Normally, term recognition and replacement works from the source text via the glossary, from LTR.
In this case (especially if the source language is English instead of German), problems can already arise if a glossary entry starts with 'the': this will break the recognition of the other parts of multi-word terms:
For instance, the source terms:
the packing
machine
packing
will never lead to the recognition of 'the packing machine', because of the 'the'.
I have a [macro] (Replace Strings in Input Box via Tab-Del Glossary) that works the other way around: from a glossary to the source text. Each line of the glossary is split into a source term and a target term. Then the source term is replaced by the target term.

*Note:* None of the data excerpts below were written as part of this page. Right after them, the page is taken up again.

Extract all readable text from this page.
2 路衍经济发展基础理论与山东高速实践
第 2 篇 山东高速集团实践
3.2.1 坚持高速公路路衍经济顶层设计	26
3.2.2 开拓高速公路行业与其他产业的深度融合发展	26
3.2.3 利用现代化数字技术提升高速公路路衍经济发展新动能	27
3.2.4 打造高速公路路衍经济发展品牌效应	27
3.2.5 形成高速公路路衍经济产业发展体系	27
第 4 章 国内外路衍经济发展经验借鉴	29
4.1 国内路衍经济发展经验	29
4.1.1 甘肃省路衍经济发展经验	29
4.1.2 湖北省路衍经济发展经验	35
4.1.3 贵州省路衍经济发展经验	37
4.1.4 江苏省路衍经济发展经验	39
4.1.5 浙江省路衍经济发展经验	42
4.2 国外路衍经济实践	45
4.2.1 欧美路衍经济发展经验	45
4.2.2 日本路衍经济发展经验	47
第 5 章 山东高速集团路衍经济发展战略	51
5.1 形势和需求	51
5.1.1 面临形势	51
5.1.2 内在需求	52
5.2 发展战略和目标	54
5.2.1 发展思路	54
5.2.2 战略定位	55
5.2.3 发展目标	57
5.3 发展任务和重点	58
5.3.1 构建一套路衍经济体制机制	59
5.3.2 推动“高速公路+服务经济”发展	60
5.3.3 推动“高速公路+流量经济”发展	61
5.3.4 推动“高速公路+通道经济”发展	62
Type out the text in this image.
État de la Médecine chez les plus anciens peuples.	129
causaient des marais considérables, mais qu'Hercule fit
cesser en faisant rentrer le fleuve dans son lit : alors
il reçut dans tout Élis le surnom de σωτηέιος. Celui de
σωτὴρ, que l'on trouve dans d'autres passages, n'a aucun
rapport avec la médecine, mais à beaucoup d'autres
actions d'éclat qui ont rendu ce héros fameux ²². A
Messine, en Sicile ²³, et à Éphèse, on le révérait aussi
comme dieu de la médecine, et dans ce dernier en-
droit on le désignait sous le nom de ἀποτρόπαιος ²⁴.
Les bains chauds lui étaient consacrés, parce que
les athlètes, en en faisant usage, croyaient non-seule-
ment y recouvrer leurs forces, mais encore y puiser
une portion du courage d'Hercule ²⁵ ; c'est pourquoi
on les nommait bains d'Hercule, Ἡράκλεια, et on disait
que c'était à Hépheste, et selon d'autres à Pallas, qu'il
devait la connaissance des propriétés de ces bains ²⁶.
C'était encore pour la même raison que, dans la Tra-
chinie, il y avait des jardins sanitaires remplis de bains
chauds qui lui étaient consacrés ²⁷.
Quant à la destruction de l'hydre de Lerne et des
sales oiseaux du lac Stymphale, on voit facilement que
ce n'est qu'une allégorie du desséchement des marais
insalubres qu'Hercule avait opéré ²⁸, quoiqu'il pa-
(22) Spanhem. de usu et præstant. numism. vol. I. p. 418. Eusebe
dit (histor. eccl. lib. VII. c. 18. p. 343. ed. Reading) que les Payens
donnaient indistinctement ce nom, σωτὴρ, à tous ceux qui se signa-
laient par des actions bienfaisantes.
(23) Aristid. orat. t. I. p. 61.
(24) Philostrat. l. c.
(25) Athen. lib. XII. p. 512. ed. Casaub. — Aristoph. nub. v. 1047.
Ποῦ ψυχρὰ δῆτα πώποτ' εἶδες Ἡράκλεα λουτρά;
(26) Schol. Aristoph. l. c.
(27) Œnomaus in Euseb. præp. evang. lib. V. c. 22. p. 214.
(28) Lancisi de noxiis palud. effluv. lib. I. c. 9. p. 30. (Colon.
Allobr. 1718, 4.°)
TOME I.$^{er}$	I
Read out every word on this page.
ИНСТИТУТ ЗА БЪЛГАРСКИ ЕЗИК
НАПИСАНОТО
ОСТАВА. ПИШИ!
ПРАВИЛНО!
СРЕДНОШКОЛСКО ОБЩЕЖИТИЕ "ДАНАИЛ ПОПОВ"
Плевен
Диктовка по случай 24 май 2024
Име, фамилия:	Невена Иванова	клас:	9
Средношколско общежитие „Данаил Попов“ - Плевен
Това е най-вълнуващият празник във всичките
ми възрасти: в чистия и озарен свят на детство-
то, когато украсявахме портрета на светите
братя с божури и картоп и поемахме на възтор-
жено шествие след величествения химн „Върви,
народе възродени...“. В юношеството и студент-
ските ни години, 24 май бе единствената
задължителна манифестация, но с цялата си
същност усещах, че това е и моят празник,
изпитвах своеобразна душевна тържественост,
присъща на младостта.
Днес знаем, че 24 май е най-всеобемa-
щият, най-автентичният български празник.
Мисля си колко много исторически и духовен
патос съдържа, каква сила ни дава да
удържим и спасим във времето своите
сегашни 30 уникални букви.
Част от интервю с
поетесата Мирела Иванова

Of course, this glossary could be sorted by decreasing length of the source term, but with 200,000 lines, the replacement actions would take a lot of time.
Replacement speed can be increased by collecting all lines from the glossary that contain any part of the source segment (the line/fragment/piece of text) that is currently being translated, by using:
grep -E "protective|packaging|materials" glossary.txt > glossary_extract.txt
Now I need a command to sort glossaries with two tab-delimited columns on decreasing length of the first column items. I have googled for it, but to no avail ...
For the time being, I used Excel. I've uploaded two examples: extract.txt (extracted matches from the glossary) and sorted.txt (sorted on length of the first column).
examples.zip (5.5 KB)
I have run a test and with 168 lines of term pairs in the temporary sorted.txt file, the replacements are almost instantaneous.
I would be grateful if someone could help me with a command line command (or other solution) to sort a tab-delimited glossary with two columns by decreasing length of the items in the first column.